Missing: both serving trays with their lids once held in the upraised palms of his hands and fixed by two rivets still in place. Minor blows to top of head, patina scraped on upper right forearm, front of right foot stubbed and a couple of air bubbles at base of skull.

This amusing statuette of an actor represents a Phrygian slave either in the guise of a cook, a kitchen or banquet servant, a very popular character and one of the earliest in Attic Comedy. He is dressed in a long-sleeved undergarment, his phallus bound up (anadedemenon), and with leggings (anaxyrides) characteristic for comic actors. Under the lower part of his short-sleeved dress (exomis) fastened over the left shoulder, pads front (progastridion) and back (propygidion) add to his comic aspect. His mask is typical for the type and period with its high forehead, the huge arched eyebrows, the silenos nose, his gaping and over-sized mouth piece (formed by his beard and lips), a "spira" which served to amplify the voice, a feature especially characteristic of later Old and Middle Comedy.

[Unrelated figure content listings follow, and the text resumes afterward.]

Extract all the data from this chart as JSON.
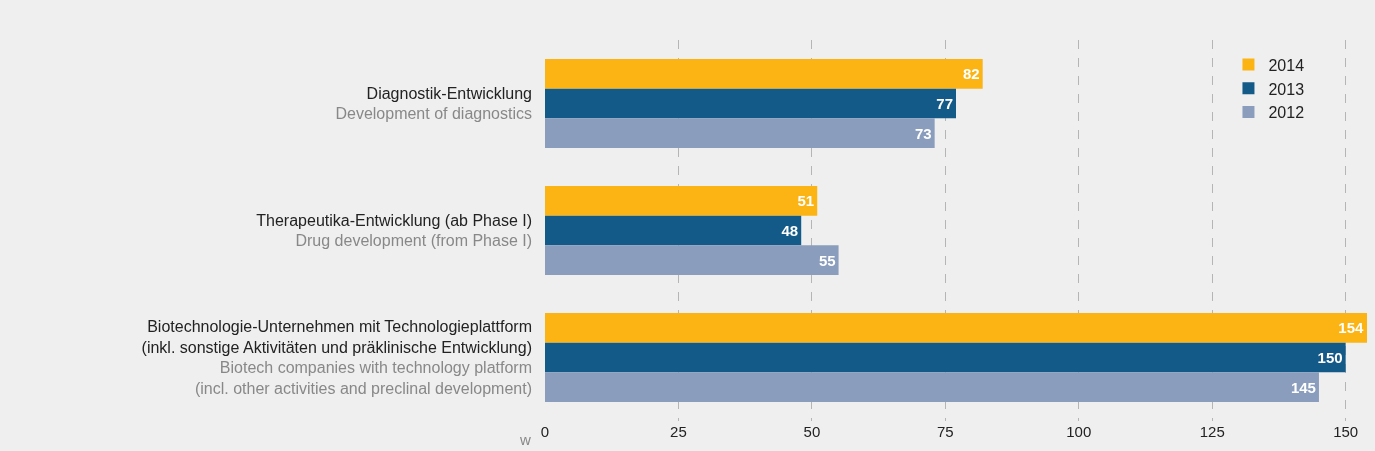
{
  "chart_data": {
    "type": "bar",
    "orientation": "horizontal",
    "categories": [
      "Diagnostik-Entwicklung\nDevelopment of diagnostics",
      "Therapeutika-Entwicklung (ab Phase I)\nDrug development (from Phase I)",
      "Biotechnologie-Unternehmen mit Technologieplattform\n(inkl. sonstige Aktivitäten und präklinische Entwicklung)\nBiotech companies with technology platform\n(incl. other activities and preclinal development)"
    ],
    "series": [
      {
        "name": "2014",
        "color": "#fbb414",
        "values": [
          82,
          51,
          154
        ]
      },
      {
        "name": "2013",
        "color": "#135a89",
        "values": [
          77,
          48,
          150
        ]
      },
      {
        "name": "2012",
        "color": "#8a9dbd",
        "values": [
          73,
          55,
          145
        ]
      }
    ],
    "xlim": [
      0,
      154
    ],
    "xticks": [
      0,
      25,
      50,
      75,
      100,
      125,
      150
    ],
    "grid": "x",
    "legend": "top right",
    "data_labels": true,
    "annotations": [
      "w"
    ]
  }
}
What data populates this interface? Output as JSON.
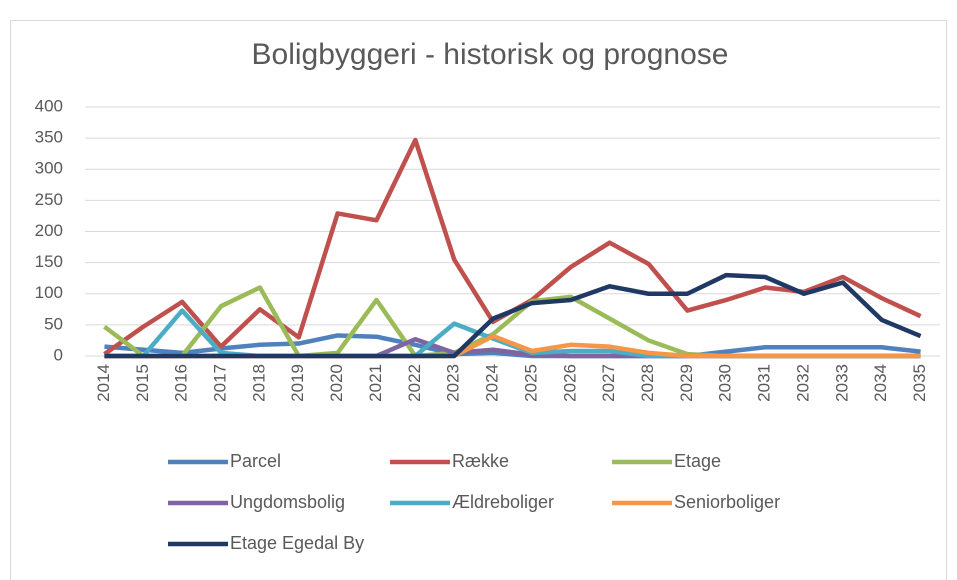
{
  "chart_data": {
    "type": "line",
    "title": "Boligbyggeri - historisk og prognose",
    "categories": [
      "2014",
      "2015",
      "2016",
      "2017",
      "2018",
      "2019",
      "2020",
      "2021",
      "2022",
      "2023",
      "2024",
      "2025",
      "2026",
      "2027",
      "2028",
      "2029",
      "2030",
      "2031",
      "2032",
      "2033",
      "2034",
      "2035"
    ],
    "series": [
      {
        "name": "Parcel",
        "color": "#4f81bd",
        "values": [
          15,
          10,
          5,
          12,
          18,
          20,
          33,
          31,
          18,
          3,
          5,
          0,
          0,
          0,
          0,
          0,
          7,
          14,
          14,
          14,
          14,
          7
        ]
      },
      {
        "name": "Række",
        "color": "#c0504d",
        "values": [
          3,
          47,
          87,
          15,
          75,
          30,
          229,
          218,
          347,
          155,
          55,
          90,
          143,
          182,
          148,
          73,
          90,
          110,
          103,
          127,
          93,
          64
        ]
      },
      {
        "name": "Etage",
        "color": "#9bbb59",
        "values": [
          47,
          0,
          0,
          80,
          110,
          0,
          5,
          90,
          0,
          5,
          35,
          88,
          95,
          60,
          25,
          3,
          0,
          0,
          0,
          0,
          0,
          0
        ]
      },
      {
        "name": "Ungdomsbolig",
        "color": "#8064a2",
        "values": [
          0,
          0,
          0,
          0,
          0,
          0,
          0,
          0,
          27,
          5,
          10,
          2,
          0,
          0,
          0,
          0,
          0,
          0,
          0,
          0,
          0,
          0
        ]
      },
      {
        "name": "Ældreboliger",
        "color": "#4bacc6",
        "values": [
          0,
          0,
          73,
          5,
          0,
          0,
          0,
          0,
          0,
          52,
          28,
          5,
          8,
          8,
          0,
          0,
          0,
          0,
          0,
          0,
          0,
          0
        ]
      },
      {
        "name": "Seniorboliger",
        "color": "#f79646",
        "values": [
          0,
          0,
          0,
          0,
          0,
          0,
          0,
          0,
          0,
          0,
          32,
          8,
          18,
          15,
          5,
          0,
          0,
          0,
          0,
          0,
          0,
          0
        ]
      },
      {
        "name": "Etage Egedal By",
        "color": "#1f3864",
        "values": [
          0,
          0,
          0,
          0,
          0,
          0,
          0,
          0,
          0,
          0,
          60,
          85,
          90,
          112,
          100,
          100,
          130,
          127,
          100,
          118,
          58,
          32
        ]
      }
    ],
    "ylim": [
      0,
      400
    ],
    "yticks": [
      0,
      50,
      100,
      150,
      200,
      250,
      300,
      350,
      400
    ],
    "grid": true
  }
}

He once carried a large dish with turning cover on each upstretched palm as in the Olynthos [1] example.

The type originated in Athens and there are comparable examples in museums, usually very similar in stance, but with variations for the expression of the mask, Far more frequent, however, are terracotta masks and statuettes. The Olynthos actor has been dated 380-350 B.C. Ours differs slightly from other examples in that he is somewhat more compact and harmonious in structure. Most appear [2] more like stand-ins, somewhat more comical in the way their limbs protrude from the body in a less organic fashion, probably differences due to the workshops that made them. Here, he appears to have suddenly stopped to declaim; he already makes us smile as we look at him. He is surely Attic of the time of Aristophanes' early Middle Comedy and to be dated in the early 4th century B.C.

Exhibited and Published:
Meisterwerke griechischer Kunst, cat. no. VII 342,
pp. 262, 255 ill.
Hommes et Dieux, cat. no. 157, p. 245 ill.

Webster, T.B.L.: Monuments Illustrating Old and Middle Comedy (3rd ed. London, 1978), p. 39 ff. (G.R. Green).

For this entry we have adopted and closely followed the information contained in D.M. Robinson: Excavations at Olynthus X. Metal and Minor Miscellaneous Finds (Baltimore, 1941), pp. 1-6, pl. 1.

1 31.234: Robinson, D.M.: op. cit., p. 1 ff., pl. 1.

2 Judging from photostats of photographs in comparison with the original which may be misleading.